Il terrore rosso? Social network più utile in Italia

È la rete sociale degli ex terroristi rossi, un dopolavoro per assassini che dagli anni Settanta non ha mai perso un colpo, non ha mai smesso di funzionare

C'è un social network che ti trova più amici di Facebook e ti piazza sul mercato del lavoro in modo più efficace di Linkedin. Che ti crea una rete di protezione più forte di quella della massoneria e vale più di un curriculum con laurea, master e dottorati di ricerca nei più prestigiosi atenei del pianeta. È la rete sociale degli ex terroristi rossi, un dopolavoro per assassini che dagli anni Settanta non ha mai perso un colpo, non ha mai smesso di funzionare.

Lo abbiamo visto in questi giorni con la vergognosa scarcerazione di Cesare Battisti, ma lo spettacolo indecente è sotto gli occhi di tutti da anni. E soltanto oggi - meglio tardi che mai - l'opinione pubblica è unita nell'indignazione di fronte al brindisi spaccone di un pluriomicida. Eppure, nei salotti buoni, nella Parigi che conta, nel Sudamerica degli intellettuali marxisti, tra i registi, gli attori e gli scrittori c'è sempre stato qualcuno pronto a offrire un soccorso rosso al compagno errante, nel senso che sbagliava e nel frattempo se la dava a gambe levate.
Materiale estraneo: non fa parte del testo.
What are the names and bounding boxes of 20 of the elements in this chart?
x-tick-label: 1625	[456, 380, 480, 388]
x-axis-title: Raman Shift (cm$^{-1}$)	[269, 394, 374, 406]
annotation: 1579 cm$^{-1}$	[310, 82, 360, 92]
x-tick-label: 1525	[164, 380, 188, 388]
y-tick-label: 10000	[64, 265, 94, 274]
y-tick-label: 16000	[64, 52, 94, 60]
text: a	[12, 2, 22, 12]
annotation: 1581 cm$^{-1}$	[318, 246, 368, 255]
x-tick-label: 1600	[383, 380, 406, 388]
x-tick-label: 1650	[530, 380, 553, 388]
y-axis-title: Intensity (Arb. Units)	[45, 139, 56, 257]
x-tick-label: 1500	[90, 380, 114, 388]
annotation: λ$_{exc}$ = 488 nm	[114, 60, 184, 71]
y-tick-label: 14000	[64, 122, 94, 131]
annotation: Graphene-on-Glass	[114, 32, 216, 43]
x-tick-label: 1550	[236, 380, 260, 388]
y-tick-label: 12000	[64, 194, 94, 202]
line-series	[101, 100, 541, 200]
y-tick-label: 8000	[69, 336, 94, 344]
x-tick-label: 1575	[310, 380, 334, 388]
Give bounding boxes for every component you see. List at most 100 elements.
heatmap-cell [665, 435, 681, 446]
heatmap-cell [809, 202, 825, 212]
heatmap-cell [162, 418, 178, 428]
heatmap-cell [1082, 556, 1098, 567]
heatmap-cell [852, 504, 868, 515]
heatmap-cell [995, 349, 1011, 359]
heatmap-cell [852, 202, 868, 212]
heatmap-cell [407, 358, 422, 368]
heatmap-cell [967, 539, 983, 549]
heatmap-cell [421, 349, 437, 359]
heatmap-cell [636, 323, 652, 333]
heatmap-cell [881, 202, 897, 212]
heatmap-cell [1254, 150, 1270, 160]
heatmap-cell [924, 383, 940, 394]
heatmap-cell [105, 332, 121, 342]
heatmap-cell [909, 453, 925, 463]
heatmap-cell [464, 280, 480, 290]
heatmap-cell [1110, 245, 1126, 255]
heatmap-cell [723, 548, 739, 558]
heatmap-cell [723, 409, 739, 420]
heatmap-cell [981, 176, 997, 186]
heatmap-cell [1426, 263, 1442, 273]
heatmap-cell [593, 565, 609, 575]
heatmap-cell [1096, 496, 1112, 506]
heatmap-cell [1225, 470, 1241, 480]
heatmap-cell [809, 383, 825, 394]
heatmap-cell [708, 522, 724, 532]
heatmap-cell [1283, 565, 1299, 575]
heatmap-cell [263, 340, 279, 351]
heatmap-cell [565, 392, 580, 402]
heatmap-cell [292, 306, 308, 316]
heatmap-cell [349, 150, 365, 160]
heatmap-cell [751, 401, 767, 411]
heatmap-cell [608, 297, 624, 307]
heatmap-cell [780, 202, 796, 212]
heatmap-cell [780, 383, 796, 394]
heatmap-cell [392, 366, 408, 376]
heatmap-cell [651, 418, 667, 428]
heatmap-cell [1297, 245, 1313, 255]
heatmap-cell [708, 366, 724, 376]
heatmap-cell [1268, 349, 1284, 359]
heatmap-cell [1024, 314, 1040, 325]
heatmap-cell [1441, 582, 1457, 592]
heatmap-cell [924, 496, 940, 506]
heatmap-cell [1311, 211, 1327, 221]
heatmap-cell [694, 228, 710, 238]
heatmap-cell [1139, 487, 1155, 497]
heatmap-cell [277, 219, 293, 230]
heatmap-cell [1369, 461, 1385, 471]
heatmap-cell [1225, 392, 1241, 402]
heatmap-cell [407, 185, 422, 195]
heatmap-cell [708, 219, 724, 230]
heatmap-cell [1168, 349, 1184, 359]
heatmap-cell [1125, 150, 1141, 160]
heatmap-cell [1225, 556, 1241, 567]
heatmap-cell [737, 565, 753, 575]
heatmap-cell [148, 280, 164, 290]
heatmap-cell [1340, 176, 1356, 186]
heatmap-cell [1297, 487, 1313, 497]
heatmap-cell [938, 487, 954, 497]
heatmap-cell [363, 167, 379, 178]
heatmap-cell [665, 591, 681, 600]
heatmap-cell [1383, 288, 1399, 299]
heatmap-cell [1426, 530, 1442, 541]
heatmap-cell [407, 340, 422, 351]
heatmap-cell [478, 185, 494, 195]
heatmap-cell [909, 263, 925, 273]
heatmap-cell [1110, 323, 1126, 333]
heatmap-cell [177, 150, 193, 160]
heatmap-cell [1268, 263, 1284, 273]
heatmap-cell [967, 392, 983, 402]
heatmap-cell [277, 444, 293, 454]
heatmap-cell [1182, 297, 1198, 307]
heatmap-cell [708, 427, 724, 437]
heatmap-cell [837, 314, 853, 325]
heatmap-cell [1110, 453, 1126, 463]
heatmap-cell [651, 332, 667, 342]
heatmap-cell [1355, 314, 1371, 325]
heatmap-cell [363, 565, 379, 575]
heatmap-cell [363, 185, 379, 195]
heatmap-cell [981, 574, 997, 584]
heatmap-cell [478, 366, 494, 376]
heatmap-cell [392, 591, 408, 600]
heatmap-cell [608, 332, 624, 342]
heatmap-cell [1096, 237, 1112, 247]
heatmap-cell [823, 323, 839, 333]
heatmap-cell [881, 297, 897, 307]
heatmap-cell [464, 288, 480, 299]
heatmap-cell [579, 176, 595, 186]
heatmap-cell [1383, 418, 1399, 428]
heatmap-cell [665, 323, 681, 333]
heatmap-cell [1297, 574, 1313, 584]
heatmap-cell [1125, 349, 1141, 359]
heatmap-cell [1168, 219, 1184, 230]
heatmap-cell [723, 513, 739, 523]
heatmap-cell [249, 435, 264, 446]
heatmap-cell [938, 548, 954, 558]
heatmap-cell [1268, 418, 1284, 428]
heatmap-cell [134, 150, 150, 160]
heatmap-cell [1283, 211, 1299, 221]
Nel Paese dei paradossi, aver fatto parte della lotta armata, aver ucciso pubblici ufficiali, aver riempito di piombo qualche fascista o aver rapinato commercianti nel nome di un'ideologia stupida e criminale è un valore aggiunto. La garanzia di avere un pulpito dal quale pontificare su qualche qualificato giornalone, di potersi affermare come scrittore in qualche potente casa editrice. Con le conseguenti recensioni compiaciute degli ex compagni che non hanno mai smesso di sbagliare e continuano a discettare su cosa è giusto o è sbagliato, cosa è etico e cosa non lo è. Abbiamo visto brigatisti mai pentiti salire in cattedra e tenere lectio magistralis di fronte a giovani che - a differenza loro - rimarranno senza il lavoro che meriterebbero; abbiamo visto ex terroristi diventare deputati e concionare dai palchi di quelle istituzioni che volevano sovvertire e altri ancora farci la morale nei salotti televisivi. Sempre protetti dalla rete del dopolavoro per assassini e dall'intellighenzia sinistra.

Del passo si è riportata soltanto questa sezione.